Transplantation. 1992 Jan;53(1):128-31. doi: 10.1097/00007890-199201000-00025.
Ninety-eight renal transplant recipients who had been followed for 1-6.5 years (median 3.2 years) were reviewed to determine the effect of donor and recipient hepatitis B surface antigen status on the incidence of hepatitis and on patient survival. The cumulative risk of developing hepatitis posttransplant was significantly higher in hepatitis B surface antigen-positive versus hepatitis B surface antigen-negative patients (P = 0.001). Nine (60%) of 15 patients who were hepatitis B surface antigen-positive prior to transplantation, 3 (75%) of 4 patients who became hepatitis B surface antigen-positive after transplantation, and 17 (22%) of 79 patients who were persistently hepatitis B surface antigen-negative developed hepatitis posttransplant. Five hepatitis B surface antigen-negative patients received allografts from hepatitis B surface antigen-positive donors. None of the five, including one who was initially seronegative, became hepatitis B surface antigen-positive posttransplant. Of the four patients who became HBsAg-positive posttransplant, three received kidneys from donors of unknown HBsAg status in China, while one was transplanted with a kidney from a HBsAg-negative donor. In summary, we found that the risk of developing hepatitis after renal transplantation was significantly higher in hepatitis B surface antigen-positive patients. However, both patient and graft survival were similar in hepatitis B surface antigen-positive and hepatitis B surface antigen-negative patients. The transplantation of kidneys from HBsAg-positive donors to HBsAg-negative patients did not result in clinically significant hepatitis or chronic HBsAg carriage. De novo hepatitis B infection may arise from sources other than the kidney itself.

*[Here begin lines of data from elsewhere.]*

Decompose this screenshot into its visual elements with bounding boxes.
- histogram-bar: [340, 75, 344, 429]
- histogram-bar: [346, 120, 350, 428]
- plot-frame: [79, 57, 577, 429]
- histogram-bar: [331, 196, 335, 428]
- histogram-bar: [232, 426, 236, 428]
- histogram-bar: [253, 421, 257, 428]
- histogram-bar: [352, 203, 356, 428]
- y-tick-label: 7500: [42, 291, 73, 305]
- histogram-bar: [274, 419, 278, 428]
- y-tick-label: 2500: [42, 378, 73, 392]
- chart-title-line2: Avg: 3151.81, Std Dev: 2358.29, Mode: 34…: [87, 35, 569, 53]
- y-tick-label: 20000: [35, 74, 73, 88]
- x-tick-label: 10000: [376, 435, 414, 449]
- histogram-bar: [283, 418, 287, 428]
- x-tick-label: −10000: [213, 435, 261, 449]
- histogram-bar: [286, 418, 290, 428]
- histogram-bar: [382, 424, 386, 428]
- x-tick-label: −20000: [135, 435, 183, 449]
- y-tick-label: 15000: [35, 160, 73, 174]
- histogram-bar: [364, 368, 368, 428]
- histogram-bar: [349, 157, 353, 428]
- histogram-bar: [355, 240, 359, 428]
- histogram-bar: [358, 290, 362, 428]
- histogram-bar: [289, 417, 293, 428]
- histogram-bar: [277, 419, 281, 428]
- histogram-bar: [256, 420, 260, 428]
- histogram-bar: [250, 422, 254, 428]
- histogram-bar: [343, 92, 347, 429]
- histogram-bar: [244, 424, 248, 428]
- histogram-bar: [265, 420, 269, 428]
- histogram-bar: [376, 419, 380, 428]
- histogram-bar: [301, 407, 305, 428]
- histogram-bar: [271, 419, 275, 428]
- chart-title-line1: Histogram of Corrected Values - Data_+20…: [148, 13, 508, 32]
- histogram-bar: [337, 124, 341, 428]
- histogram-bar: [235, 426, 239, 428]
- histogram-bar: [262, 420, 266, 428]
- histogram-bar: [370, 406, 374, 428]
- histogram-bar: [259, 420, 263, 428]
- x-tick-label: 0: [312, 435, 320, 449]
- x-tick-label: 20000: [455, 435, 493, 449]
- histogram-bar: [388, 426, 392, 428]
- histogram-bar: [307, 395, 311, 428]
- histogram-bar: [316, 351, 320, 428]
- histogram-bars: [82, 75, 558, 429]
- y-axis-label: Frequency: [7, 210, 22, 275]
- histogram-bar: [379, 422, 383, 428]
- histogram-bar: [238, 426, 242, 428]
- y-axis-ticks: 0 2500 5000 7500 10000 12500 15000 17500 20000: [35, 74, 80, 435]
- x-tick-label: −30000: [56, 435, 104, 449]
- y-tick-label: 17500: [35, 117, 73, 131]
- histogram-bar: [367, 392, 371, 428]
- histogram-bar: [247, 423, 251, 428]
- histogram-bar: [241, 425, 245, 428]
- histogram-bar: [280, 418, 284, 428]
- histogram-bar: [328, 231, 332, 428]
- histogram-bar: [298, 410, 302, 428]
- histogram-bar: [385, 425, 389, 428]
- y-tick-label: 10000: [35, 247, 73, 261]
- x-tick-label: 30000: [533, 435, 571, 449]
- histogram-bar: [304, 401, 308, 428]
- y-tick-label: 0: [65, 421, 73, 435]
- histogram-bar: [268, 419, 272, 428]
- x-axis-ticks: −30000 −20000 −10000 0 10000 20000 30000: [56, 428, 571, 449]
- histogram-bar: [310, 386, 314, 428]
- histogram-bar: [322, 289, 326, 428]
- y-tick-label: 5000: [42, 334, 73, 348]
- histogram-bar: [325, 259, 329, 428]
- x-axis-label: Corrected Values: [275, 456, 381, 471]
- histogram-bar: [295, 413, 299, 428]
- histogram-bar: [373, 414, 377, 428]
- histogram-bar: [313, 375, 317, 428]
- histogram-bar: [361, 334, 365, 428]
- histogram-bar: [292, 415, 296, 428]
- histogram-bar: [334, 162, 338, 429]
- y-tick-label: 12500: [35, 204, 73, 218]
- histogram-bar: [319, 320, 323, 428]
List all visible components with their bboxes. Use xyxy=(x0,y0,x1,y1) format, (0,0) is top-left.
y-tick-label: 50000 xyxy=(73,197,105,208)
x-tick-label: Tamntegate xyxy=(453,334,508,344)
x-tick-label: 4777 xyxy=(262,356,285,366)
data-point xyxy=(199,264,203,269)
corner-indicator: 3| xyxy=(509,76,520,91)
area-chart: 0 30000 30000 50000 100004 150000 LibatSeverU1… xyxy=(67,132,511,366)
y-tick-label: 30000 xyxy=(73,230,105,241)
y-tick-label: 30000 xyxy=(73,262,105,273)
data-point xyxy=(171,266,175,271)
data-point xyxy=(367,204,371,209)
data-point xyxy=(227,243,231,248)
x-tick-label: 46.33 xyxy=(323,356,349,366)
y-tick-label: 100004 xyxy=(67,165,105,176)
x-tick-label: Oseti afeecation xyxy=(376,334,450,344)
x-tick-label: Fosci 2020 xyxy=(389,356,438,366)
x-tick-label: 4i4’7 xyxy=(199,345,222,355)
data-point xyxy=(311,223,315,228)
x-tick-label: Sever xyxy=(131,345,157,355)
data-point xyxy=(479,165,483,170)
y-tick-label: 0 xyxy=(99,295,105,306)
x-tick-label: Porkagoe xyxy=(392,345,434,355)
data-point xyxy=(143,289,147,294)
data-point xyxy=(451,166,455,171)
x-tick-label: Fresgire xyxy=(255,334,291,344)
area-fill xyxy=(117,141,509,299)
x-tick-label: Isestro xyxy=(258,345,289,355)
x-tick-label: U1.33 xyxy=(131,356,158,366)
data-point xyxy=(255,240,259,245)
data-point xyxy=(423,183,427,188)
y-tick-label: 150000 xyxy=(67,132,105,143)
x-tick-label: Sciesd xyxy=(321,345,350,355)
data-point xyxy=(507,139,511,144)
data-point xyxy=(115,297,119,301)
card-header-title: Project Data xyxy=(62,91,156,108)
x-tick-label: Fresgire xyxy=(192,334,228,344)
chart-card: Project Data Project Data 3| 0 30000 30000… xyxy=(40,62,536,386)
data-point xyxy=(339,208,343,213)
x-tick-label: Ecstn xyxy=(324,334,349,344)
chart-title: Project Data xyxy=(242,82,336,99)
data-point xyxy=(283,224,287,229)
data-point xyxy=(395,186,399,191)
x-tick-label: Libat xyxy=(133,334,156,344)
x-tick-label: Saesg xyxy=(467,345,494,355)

对98例接受肾移植且随访1至6.5年(中位时间3.2年)的患者进行回顾性研究,以确定供体和受体乙肝表面抗原状态对肝炎发病率及患者生存率的影响。移植后发生肝炎的累积风险在乙肝表面抗原阳性患者中显著高于乙肝表面抗原阴性患者(P = 0.001)。移植前乙肝表面抗原阳性的15例患者中有9例(60%)、移植后乙肝表面抗原转阳的4例患者中有3例(75%)以及持续乙肝表面抗原阴性的79例患者中有17例(22%)在移植后发生肝炎。5例乙肝表面抗原阴性患者接受了来自乙肝表面抗原阳性供体的移植物。这5例患者中,包括1例最初血清学阴性的患者,移植后均未出现乙肝表面抗原阳性。在4例移植后乙肝表面抗原转阳的患者中,3例在中国接受了来自乙肝表面抗原状态不明供体的肾脏,1例接受了来自乙肝表面抗原阴性供体的肾脏。总之,我们发现肾移植后乙肝表面抗原阳性患者发生肝炎的风险显著更高。然而,乙肝表面抗原阳性和阴性患者的患者及移植物生存率相似。将乙肝表面抗原阳性供体的肾脏移植给乙肝表面抗原阴性患者并未导致具有临床意义的肝炎或慢性乙肝表面抗原携带。新发乙肝感染可能源于肾脏本身以外的其他来源。